I have an 8-core linux-based server dedicated to serving NFS to 80 linux clients that run batch jobs. The clients have 400 cores in total, and so are generally running 400 single-core batch jobs concurrently.
Occasionally, lots of batch jobs try to do I/O at the same time, and exhaust the number of nfsd threads on the server, of which there are currently 80. The batch job gets an I/O error (such as Permission Denied) and bails out.
I'd like to increase the number of nfsd threads, but want to know:
- What rules of thumb are there for setting the number of threads in this situation?
- What drawbacks are there to setting it too high?
References
- This NFS tuning guide from Sun suggests some rules of thumb for Solaris, but gives no rationale for those particular numbers, so I'm not sure how they apply to my Linux server.
- This other one gives an approach to this type of tuning, but is highly subjective.
In an ideal world, your batch jobs would have some backoff logic and you'd stick to 80 threads.
I'm by no means an expert in NFSd, but the rules of linux threading that apply to all Linux applications should apply. The rule here is that each thread takes a certain amount of space in memory, realistically, this memory amount is so small on an average production server (With double digits of RAM) that it's pretty much non-consequential, the more pressing concern is the way in which threads are implemented in applications like NFSd - Semaphores.

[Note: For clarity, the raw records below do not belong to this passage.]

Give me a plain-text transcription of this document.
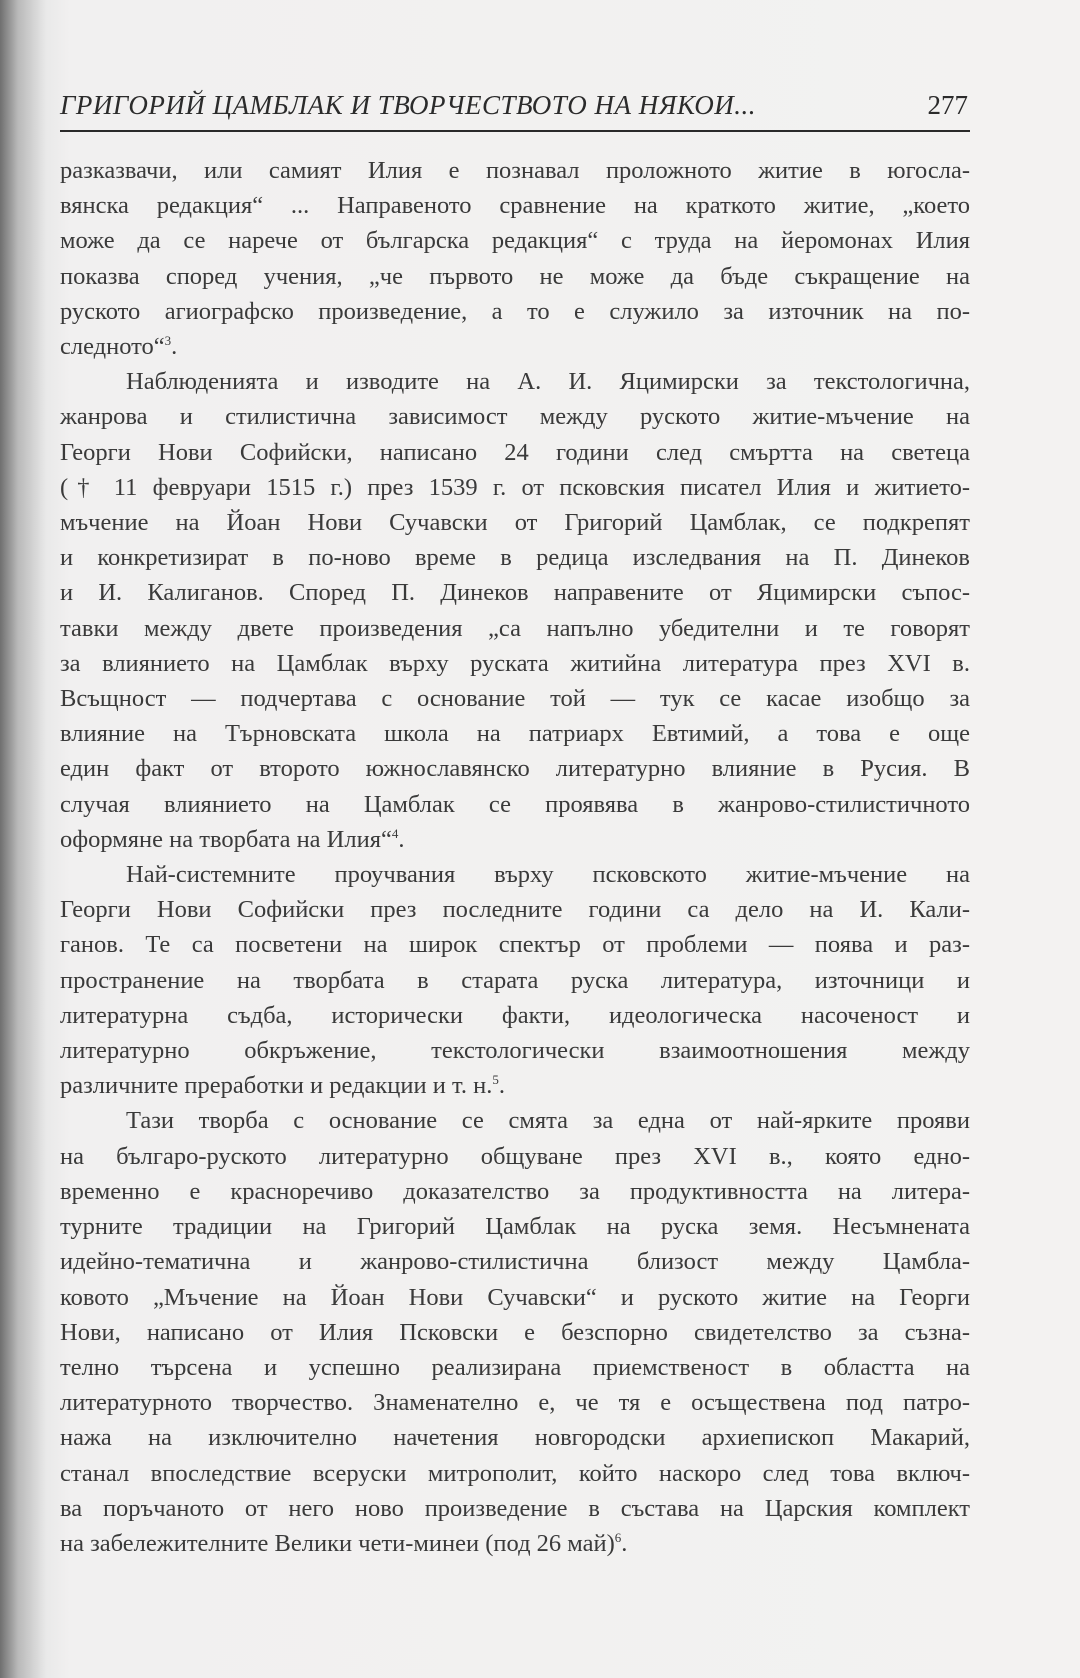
ГРИГОРИЙ ЦАМБЛАК И ТВОРЧЕСТВОТО НА НЯКОИ...	277
разказвачи, или самият Илия е познавал проложното житие в югосла-
вянска редакция“ ... Направеното сравнение на краткото житие, „което
може да се нарече от българска редакция“ с труда на йеромонах Илия
показва според учения, „че първото не може да бъде съкращение на
руското агиографско произведение, а то е служило за източник на по-
следното“$^3$.
Наблюденията и изводите на А. И. Яцимирски за текстологична,
жанрова и стилистична зависимост между руското житие-мъчение на
Георги Нови Софийски, написано 24 години след смъртта на светеца
(† 11 февруари 1515 г.) през 1539 г. от псковския писател Илия и житието-
мъчение на Йоан Нови Сучавски от Григорий Цамблак, се подкрепят
и конкретизират в по-ново време в редица изследвания на П. Динеков
и И. Калиганов. Според П. Динеков направените от Яцимирски съпос-
тавки между двете произведения „са напълно убедителни и те говорят
за влиянието на Цамблак върху руската житийна литература през XVI в.
Всъщност — подчертава с основание той — тук се касае изобщо за
влияние на Търновската школа на патриарх Евтимий, а това е още
един факт от второто южнославянско литературно влияние в Русия. В
случая влиянието на Цамблак се проявява в жанрово-стилистичното
оформяне на творбата на Илия“$^4$.
Най-системните проучвания върху псковското житие-мъчение на
Георги Нови Софийски през последните години са дело на И. Кали-
ганов. Те са посветени на широк спектър от проблеми — поява и раз-
пространение на творбата в старата руска литература, източници и
литературна съдба, исторически факти, идеологическа насоченост и
литературно обкръжение, текстологически взаимоотношения между
различните преработки и редакции и т. н.$^5$.
Тази творба с основание се смята за една от най-ярките прояви
на българо-руското литературно общуване през XVI в., която едно-
временно е красноречиво доказателство за продуктивността на литера-
турните традиции на Григорий Цамблак на руска земя. Несъмнената
идейно-тематична и жанрово-стилистична близост между Цамбла-
ковото „Мъчение на Йоан Нови Сучавски“ и руското житие на Георги
Нови, написано от Илия Псковски е безспорно свидетелство за съзна-
телно търсена и успешно реализирана приемственост в областта на
литературното творчество. Знаменателно е, че тя е осъществена под патро-
нажа на изключително начетения новгородски архиепископ Макарий,
станал впоследствие всеруски митрополит, който наскоро след това включ-
ва поръчаното от него ново произведение в състава на Царския комплект
на забележителните Велики чети-минеи (под 26 май)$^6$.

Counting semaphores are an excellent way to ensure no locking conditions occur in a threaded situation, the problem is that semaphores keep track on threads and increment and decrement a counter to reflect 'free' vs. 'locked' threads, in order to do this, they must index available threads and check that against locked threads to provision execution time appropriately, this is done in a semi-efficient manner that grows exponentially, if you're NFSd requires very high amounts of speed, you'll notice an increase in computation time approximately equivalent to double the execution time to register a new thread, luckily, this is such a small lookup time value (one instruction) to begin with (Called the base if you remember Algebra :) , that you can have very large exponents without any major problems.

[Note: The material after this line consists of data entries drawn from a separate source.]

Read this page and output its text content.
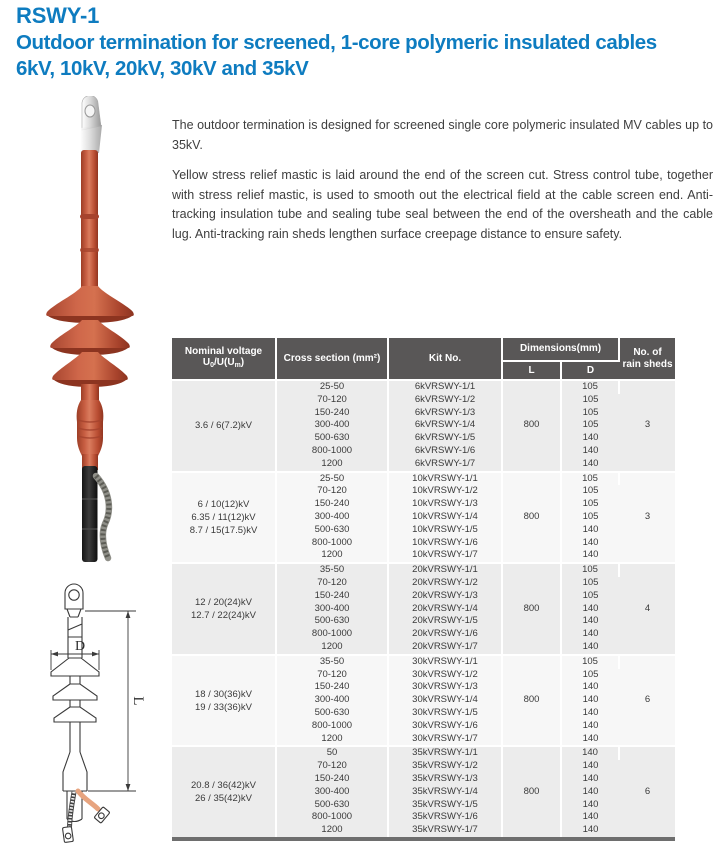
RSWY-1
Outdoor termination for screened, 1-core polymeric insulated cables
6kV, 10kV, 20kV, 30kV and 35kV

The outdoor termination is designed for screened single core polymeric insulated MV cables up to 35kV.

Yellow stress relief mastic is laid around the end of the screen cut. Stress control tube, together with stress relief mastic, is used to smooth out the electrical field at the cable screen end. Anti-tracking insulation tube and sealing tube seal between the end of the oversheath and the cable lug. Anti-tracking rain sheds lengthen surface creepage distance to ensure safety.

D
L
Nominal voltage
$U_0/U(U_m)$	Cross section (mm²)	Kit No.	Dimensions(mm)	No. of
rain sheds

			L	D	

3.6 / 6(7.2)kV	25-50	6kVRSWY-1/1	800	105	3
	70-120	6kVRSWY-1/2		105	
	150-240	6kVRSWY-1/3		105	
	300-400	6kVRSWY-1/4		105	
	500-630	6kVRSWY-1/5		140	
	800-1000	6kVRSWY-1/6		140	
	1200	6kVRSWY-1/7		140	

6 / 10(12)kV
6.35 / 11(12)kV
8.7 / 15(17.5)kV	25-50	10kVRSWY-1/1	800	105	3
	70-120	10kVRSWY-1/2		105	
	150-240	10kVRSWY-1/3		105	
	300-400	10kVRSWY-1/4		105	
	500-630	10kVRSWY-1/5		140	
	800-1000	10kVRSWY-1/6		140	
	1200	10kVRSWY-1/7		140	

12 / 20(24)kV
12.7 / 22(24)kV	35-50	20kVRSWY-1/1	800	105	4
	70-120	20kVRSWY-1/2		105	
	150-240	20kVRSWY-1/3		105	
	300-400	20kVRSWY-1/4		140	
	500-630	20kVRSWY-1/5		140	
	800-1000	20kVRSWY-1/6		140	
	1200	20kVRSWY-1/7		140	

18 / 30(36)kV
19 / 33(36)kV	35-50	30kVRSWY-1/1	800	105	6
	70-120	30kVRSWY-1/2		105	
	150-240	30kVRSWY-1/3		140	
	300-400	30kVRSWY-1/4		140	
	500-630	30kVRSWY-1/5		140	
	800-1000	30kVRSWY-1/6		140	
	1200	30kVRSWY-1/7		140	

20.8 / 36(42)kV
26 / 35(42)kV	50	35kVRSWY-1/1	800	140	6
	70-120	35kVRSWY-1/2		140	
	150-240	35kVRSWY-1/3		140	
	300-400	35kVRSWY-1/4		140	
	500-630	35kVRSWY-1/5		140	
	800-1000	35kVRSWY-1/6		140	
	1200	35kVRSWY-1/7		140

The Too-Long; Didn't Read summation - If I were you I'd limit the number of threads to your expected number of concurrent hosts maximum, but I'd also do some testing to ensure that execution time is sane with your expected values. I'm aware thats probably not a whole lot of help to you, but its very difficult to analyse appropriate configuration without expected use scenarios.
Also, on a side note, if you extrapolate Sun's numbers, a 2.2 GHZ processor should be able to run somewhere in the realms of 800 threads without problems, even if these numbers are essentially arbitrary, it gives me the feeling that you'll be fine with my prior suggestion
Don't use NFS. NFS is great for minor file access, but crumbles under any kind of load. Have you investigated some of the other technologies like AFS or Hadoop?